L’homme, je l’ai d’abord rencontré auprès d’un mécanisme articulé en bois, animant des marionnettes, pas plus grandes qu’une main. Le dispositif était en voie de montage pour la fête de l’après-midi dans un village Santal du Bengale occidental. Les Santals sont l’une des tribus les plus importantes de l’Inde, avec leur propre panthéon d’esprits et de dieux qui se distingue de celui de l’hindouisme. Si vous demandez à un Santal ce qu’il fait assis devant sa maison, il vous répondra : « je suis assis », et si vous lui demandez pourquoi il fait un théâtre de marionnettes, il vous dira que c’est parce qu’on le fait d’ordinaire.

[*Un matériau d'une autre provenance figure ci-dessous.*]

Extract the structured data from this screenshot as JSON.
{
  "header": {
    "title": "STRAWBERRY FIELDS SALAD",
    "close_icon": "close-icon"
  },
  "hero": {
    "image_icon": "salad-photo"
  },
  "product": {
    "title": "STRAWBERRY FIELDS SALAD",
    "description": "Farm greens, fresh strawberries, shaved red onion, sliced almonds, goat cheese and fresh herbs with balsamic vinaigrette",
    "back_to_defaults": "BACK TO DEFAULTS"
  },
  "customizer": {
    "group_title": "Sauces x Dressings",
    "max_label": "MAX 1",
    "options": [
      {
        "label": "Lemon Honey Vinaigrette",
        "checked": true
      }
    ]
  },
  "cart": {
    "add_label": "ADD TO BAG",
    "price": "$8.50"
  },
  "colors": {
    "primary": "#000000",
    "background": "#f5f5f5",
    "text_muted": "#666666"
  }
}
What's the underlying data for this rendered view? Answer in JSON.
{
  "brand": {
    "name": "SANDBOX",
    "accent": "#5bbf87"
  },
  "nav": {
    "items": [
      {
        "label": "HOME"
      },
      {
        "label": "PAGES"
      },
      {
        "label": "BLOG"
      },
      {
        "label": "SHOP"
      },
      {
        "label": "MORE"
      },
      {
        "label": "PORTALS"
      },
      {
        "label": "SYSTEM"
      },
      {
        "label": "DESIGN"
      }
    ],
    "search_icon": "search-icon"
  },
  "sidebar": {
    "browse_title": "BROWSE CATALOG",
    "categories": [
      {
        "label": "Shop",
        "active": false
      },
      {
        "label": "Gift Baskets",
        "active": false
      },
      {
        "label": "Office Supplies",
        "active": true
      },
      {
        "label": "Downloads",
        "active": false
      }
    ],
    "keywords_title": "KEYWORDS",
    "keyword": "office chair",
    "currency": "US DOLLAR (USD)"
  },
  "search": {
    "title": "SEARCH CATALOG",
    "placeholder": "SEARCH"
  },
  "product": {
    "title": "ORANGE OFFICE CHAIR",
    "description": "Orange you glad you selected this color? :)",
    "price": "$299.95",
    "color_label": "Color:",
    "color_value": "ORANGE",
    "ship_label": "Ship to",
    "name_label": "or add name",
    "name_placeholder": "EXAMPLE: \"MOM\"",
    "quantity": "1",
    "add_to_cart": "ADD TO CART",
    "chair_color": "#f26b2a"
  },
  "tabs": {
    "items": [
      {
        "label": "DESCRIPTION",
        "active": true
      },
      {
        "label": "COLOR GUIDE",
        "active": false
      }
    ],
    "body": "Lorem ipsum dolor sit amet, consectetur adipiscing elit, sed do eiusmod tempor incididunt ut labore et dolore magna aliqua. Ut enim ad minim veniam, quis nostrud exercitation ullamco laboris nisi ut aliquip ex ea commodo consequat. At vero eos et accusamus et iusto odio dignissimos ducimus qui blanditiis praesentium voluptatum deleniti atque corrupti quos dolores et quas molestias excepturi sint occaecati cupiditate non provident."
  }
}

Donc l’homme qui, à mes côtés, regardait le mécanisme, était médecin, adepte de l’Ayurveda, formé dans la grande université de Jamnagar, que j’ai eu l’occasion de visiter un an plus tard. On y faisait une remarquable prise en charge calme et attentive par une physiothérapie régulière des malades post-AVC.
L’homme était fasciné par l’ingéniosité et la beauté des marionnettes qui reproduisaient des danses traditionnelles tribales. Il était comme moi face à l’étrangeté de la civilisation Santal, vue au travers des lunettes d’une autre culture, occidentale pour moi et celle de l’hindouisme pour lui. J’ai pu lui fixer un rendez-vous pour l’interviewer le lendemain avec deux étudiants.

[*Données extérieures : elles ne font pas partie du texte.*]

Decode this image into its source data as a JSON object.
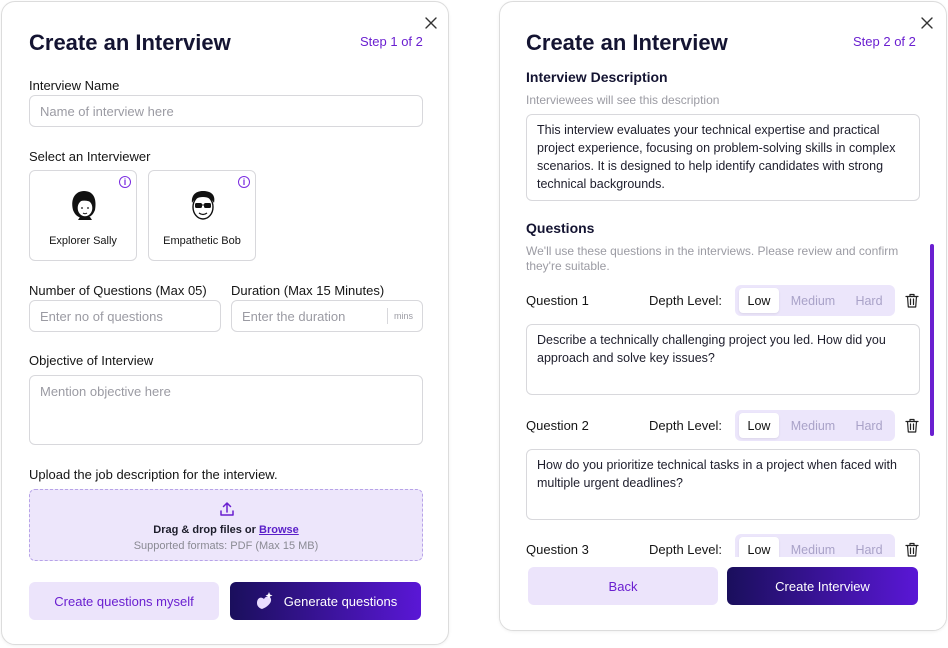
{
  "step1": {
    "title": "Create an Interview",
    "step": "Step 1 of 2",
    "interview_name": {
      "label": "Interview Name",
      "placeholder": "Name of interview here"
    },
    "interviewer_label": "Select an Interviewer",
    "interviewers": [
      {
        "name": "Explorer Sally",
        "icon": "avatar-sally-icon"
      },
      {
        "name": "Empathetic Bob",
        "icon": "avatar-bob-icon"
      }
    ],
    "num_questions": {
      "label": "Number of Questions (Max 05)",
      "placeholder": "Enter no of questions"
    },
    "duration": {
      "label": "Duration (Max 15 Minutes)",
      "placeholder": "Enter the duration",
      "unit": "mins"
    },
    "objective": {
      "label": "Objective of Interview",
      "placeholder": "Mention objective here"
    },
    "upload": {
      "label": "Upload the job description for the interview.",
      "drag_text": "Drag & drop files or ",
      "browse": "Browse",
      "formats": "Supported formats: PDF (Max 15 MB)"
    },
    "btn_myself": "Create questions myself",
    "btn_generate": "Generate questions"
  },
  "step2": {
    "title": "Create an Interview",
    "step": "Step 2 of 2",
    "description_label": "Interview Description",
    "description_hint": "Interviewees will see this description",
    "description": "This interview evaluates your technical expertise and practical project experience, focusing on problem-solving skills in complex scenarios. It is designed to help identify candidates with strong technical backgrounds.",
    "questions_label": "Questions",
    "questions_hint": "We'll use these questions in the interviews. Please review and confirm they're suitable.",
    "depth_label": "Depth Level:",
    "depth_options": [
      "Low",
      "Medium",
      "Hard"
    ],
    "questions": [
      {
        "label": "Question 1",
        "depth": "Low",
        "text": "Describe a technically challenging project you led. How did you approach and solve key issues?"
      },
      {
        "label": "Question 2",
        "depth": "Low",
        "text": "How do you prioritize technical tasks in a project when faced with multiple urgent deadlines?"
      },
      {
        "label": "Question 3",
        "depth": "Low",
        "text": ""
      }
    ],
    "btn_back": "Back",
    "btn_create": "Create Interview"
  },
  "colors": {
    "accent": "#6a1fd0",
    "accent_light": "#ece4fb",
    "dark": "#1a0f5c"
  }
}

« A la campagne et à la ville, nous expliqua-t-il, l’usage de la médecine est différent. Le villageois voit un animal malade prendre du repos pour se remettre, il fera de même pour lui. Mais en ville, il faut une guérison immédiate et pour cela la médecine occidentale est excellente. Par exemple, un mal de tête passe après 8 heures de repos et quelques plantes, mais si vous devez aller travailler, vous prenez un médicament. En ville, le problème c’est le temps et aussi l’aliénation. »
– « L’aliénation ? »
– « Oui, regardez le méchant Duryodhana du Mahabharata, il a préféré l’aliénation, se cacher plutôt que de se montrer en toute transparence. Si vous avez un ami avec qui vous pouvez tout partager, vous n’avez pas de problème. Si vous cachez les choses, c’est de l’aliénation. »

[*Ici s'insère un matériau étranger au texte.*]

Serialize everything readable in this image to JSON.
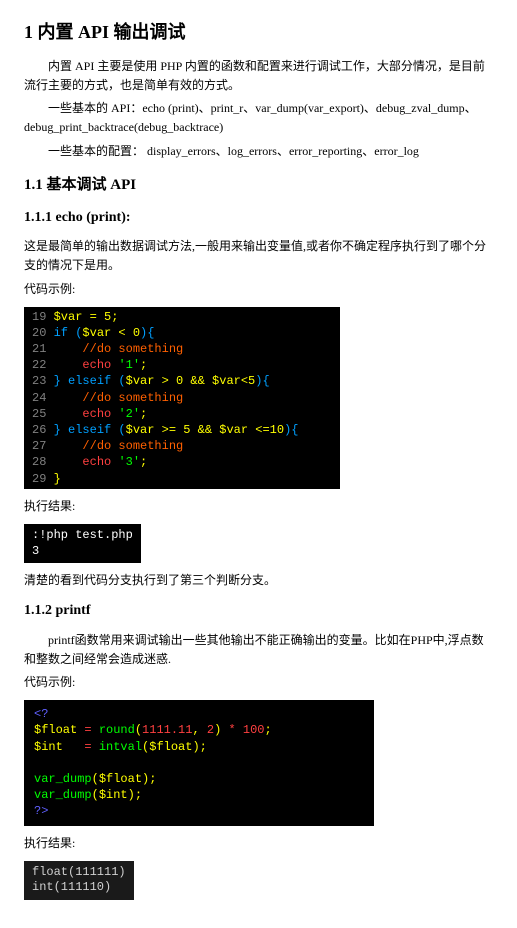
{
  "h1": "1  内置 API 输出调试",
  "intro1": "内置 API 主要是使用 PHP 内置的函数和配置来进行调试工作，大部分情况，是目前流行主要的方式，也是简单有效的方式。",
  "intro2_a": "一些基本的 API：echo (print)、print_r、var_dump(var_export)、debug_zval_dump、",
  "intro2_b": "debug_print_backtrace(debug_backtrace)",
  "intro3": "一些基本的配置：  display_errors、log_errors、error_reporting、error_log",
  "h2_1": "1.1  基本调试 API",
  "h3_1": "1.1.1  echo (print):",
  "p1": "这是最简单的输出数据调试方法,一般用来输出变量值,或者你不确定程序执行到了哪个分支的情况下是用。",
  "label_code": "代码示例:",
  "code1": {
    "l19": "$var = 5;",
    "l20a": "if (",
    "l20b": "$var < 0",
    "l20c": "){",
    "l21": "//do something",
    "l22a": "echo ",
    "l22b": "'1'",
    "l23a": "} elseif (",
    "l23b": "$var > 0 && $var<5",
    "l23c": "){",
    "l24": "//do something",
    "l25a": "echo ",
    "l25b": "'2'",
    "l26a": "} elseif (",
    "l26b": "$var >= 5 && $var <=10",
    "l26c": "){",
    "l27": "//do something",
    "l28a": "echo ",
    "l28b": "'3'",
    "l29": "}"
  },
  "label_result": "执行结果:",
  "term1": ":!php test.php\n3",
  "p2": "清楚的看到代码分支执行到了第三个判断分支。",
  "h3_2": "1.1.2  printf",
  "p3": "printf函数常用来调试输出一些其他输出不能正确输出的变量。比如在PHP中,浮点数和整数之间经常会造成迷惑.",
  "code2": {
    "open": "<?",
    "l1a": "$float ",
    "l1b": "= ",
    "l1c": "round",
    "l1d": "(",
    "l1e": "1111.11",
    "l1f": ", ",
    "l1g": "2",
    "l1h": ")",
    "l1i": " * ",
    "l1j": "100",
    "l2a": "$int   ",
    "l2b": "= ",
    "l2c": "intval",
    "l2d": "(",
    "l2e": "$float",
    "l2f": ")",
    "l4a": "var_dump",
    "l4b": "(",
    "l4c": "$float",
    "l4d": ")",
    "l5a": "var_dump",
    "l5b": "(",
    "l5c": "$int",
    "l5d": ")",
    "close": "?>"
  },
  "out2": "float(111111)\nint(111110)"
}
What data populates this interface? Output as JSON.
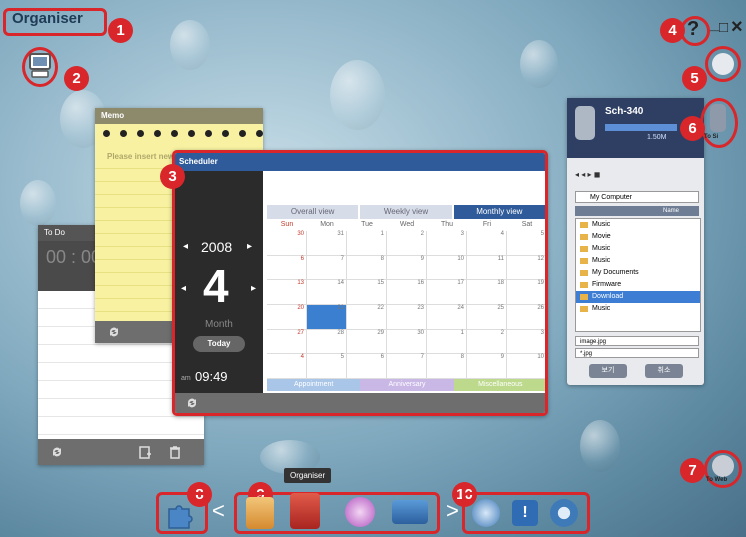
{
  "window": {
    "title": "Organiser",
    "help_glyph": "?",
    "minimize_glyph": "_",
    "maximize_glyph": "□",
    "close_glyph": "×"
  },
  "callouts": [
    "1",
    "2",
    "3",
    "4",
    "5",
    "6",
    "7",
    "8",
    "9",
    "10"
  ],
  "memo": {
    "title": "Memo",
    "placeholder": "Please insert new memo."
  },
  "todo": {
    "title": "To Do",
    "clock": "00 : 00"
  },
  "scheduler": {
    "title": "Scheduler",
    "tabs": [
      "Overall view",
      "Weekly view",
      "Monthly view"
    ],
    "active_tab": "Monthly view",
    "weekdays": [
      "Sun",
      "Mon",
      "Tue",
      "Wed",
      "Thu",
      "Fri",
      "Sat"
    ],
    "year": "2008",
    "month": "4",
    "month_label": "Month",
    "today_label": "Today",
    "time_prefix": "am",
    "time": "09:49",
    "days": [
      "30",
      "31",
      "1",
      "2",
      "3",
      "4",
      "5",
      "6",
      "7",
      "8",
      "9",
      "10",
      "11",
      "12",
      "13",
      "14",
      "15",
      "16",
      "17",
      "18",
      "19",
      "20",
      "21",
      "22",
      "23",
      "24",
      "25",
      "26",
      "27",
      "28",
      "29",
      "30",
      "1",
      "2",
      "3",
      "4",
      "5",
      "6",
      "7",
      "8",
      "9",
      "10"
    ],
    "selected_day_index": 22,
    "legend": [
      "Appointment",
      "Anniversary",
      "Miscellaneous"
    ]
  },
  "phone": {
    "model": "Sch-340",
    "memory": "1.50M",
    "location": "My Computer",
    "column": "Name",
    "folders": [
      "Music",
      "Movie",
      "Music",
      "Music",
      "My Documents",
      "Firmware",
      "Download",
      "Music"
    ],
    "selected_folder_index": 6,
    "filename": "image.jpg",
    "filetype": "*.jpg",
    "ok_label": "보기",
    "cancel_label": "취소"
  },
  "side_buttons": {
    "phone_label": "To Si",
    "web_label": "To Web"
  },
  "tooltip": "Organiser",
  "toolbar": {
    "prev_glyph": "<",
    "next_glyph": ">"
  }
}
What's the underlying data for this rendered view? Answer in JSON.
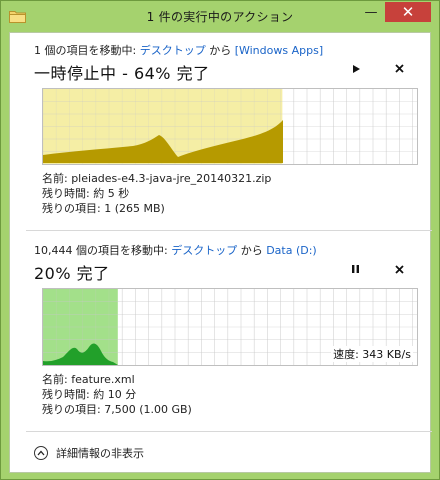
{
  "window": {
    "title": "1 件の実行中のアクション",
    "minimize_glyph": "—",
    "close_glyph": "✕",
    "app_icon": "folder-icon"
  },
  "op1": {
    "header_prefix": "1 個の項目を移動中: ",
    "source": "デスクトップ",
    "header_mid": " から ",
    "destination": "[Windows Apps]",
    "status": "一時停止中 - 64% 完了",
    "progress_percent": 64,
    "resume_icon": "play-icon",
    "cancel_icon": "close-icon",
    "name_line": "名前: pleiades-e4.3-java-jre_20140321.zip",
    "time_line": "残り時間: 約 5 秒",
    "items_line": "残りの項目: 1 (265 MB)",
    "colors": {
      "fill": "#f5eea5",
      "speed": "#b69a00"
    }
  },
  "op2": {
    "header_prefix": "10,444 個の項目を移動中: ",
    "source": "デスクトップ",
    "header_mid": " から ",
    "destination": "Data (D:)",
    "status": "20% 完了",
    "progress_percent": 20,
    "pause_icon": "pause-icon",
    "cancel_icon": "close-icon",
    "speed_text": "速度: 343 KB/s",
    "name_line": "名前: feature.xml",
    "time_line": "残り時間: 約 10 分",
    "items_line": "残りの項目: 7,500 (1.00 GB)",
    "colors": {
      "fill": "#a3e08a",
      "speed": "#22a02a"
    }
  },
  "footer": {
    "label": "詳細情報の非表示",
    "icon": "chevron-up-icon"
  }
}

Nos conversations sont enregistrées et pas toujours compréhensibles d’emblée. Ici, il a fallu revenir sur cette comparaison avec un héros de la mythologie hindoue qui m’était inconnu. Voici l’histoire : le roi aveugle Dhrtarastra avait épousé Gandhari, qui, par piété conjugale, avait décidé de vivre à ses côtés les yeux bandés. Avant la grande bataille du Mahabharata, elle avait proposé d’ôter son bandeau et de regarder son fils Duryodhana dans sa nudité pour lui transmettre sur tout son corps l’invincibilité, par l’effet de son seul regard. Refusant de se montrer en toute transparence (ce que notre interlocuteur appelle l’aliénation), Duryodhana revêtit une culotte et le regard de sa mère ne fit aucun effet sur la partie recouverte de son corps où il fut plus tard blessé mortellement. Cette histoire, qui rappelle celle d’Achille, illustre pour notre interlocuteur la fragilité du monde urbain, aliéné dans une poursuite effrénée du temps, des masques et des dissimulations. « Less is more » certes, mais alors vraiment less, et sans culotte. Une sorte de mythe du bon sauvage comme chez Rousseau lorsqu’il écrivait « Avec si peu de sources de maux, l’homme dans l’état de nature n’a donc guère besoin de remèdes, moins encore de médecins ». Mais cet état de nature préconisé par notre collègue ayurvédiste et par Rousseau, existe-t-il vraiment ? Vouloir le trouver chez les Santals, n’est-ce pas une illusion ? Et pourtant tout le monde le cherche… même le Conseil fédéral.
Le Conseil fédéral a bien compris que « less is more » et va réduire le temps de consultation pour que l’on s’essouffle toujours plus. A quoi bon du temps puisque la médecine est inutile. Les médecins époumonés, soumis à des évaluations en toute transparence, bientôt sans culotte, ne seront pourtant pas invincibles et ils disparaîtront dans les marécages du burnout : la population suisse sera enfin rendue à l’état de nature. On mourra jeune à nouveau, sans maladie chronique en contemplant, tout en agonisant, un théâtre de marionnettes : 7 sages décérébrés, seuls survivants, animés par les mécanismes de l’esprit du temps.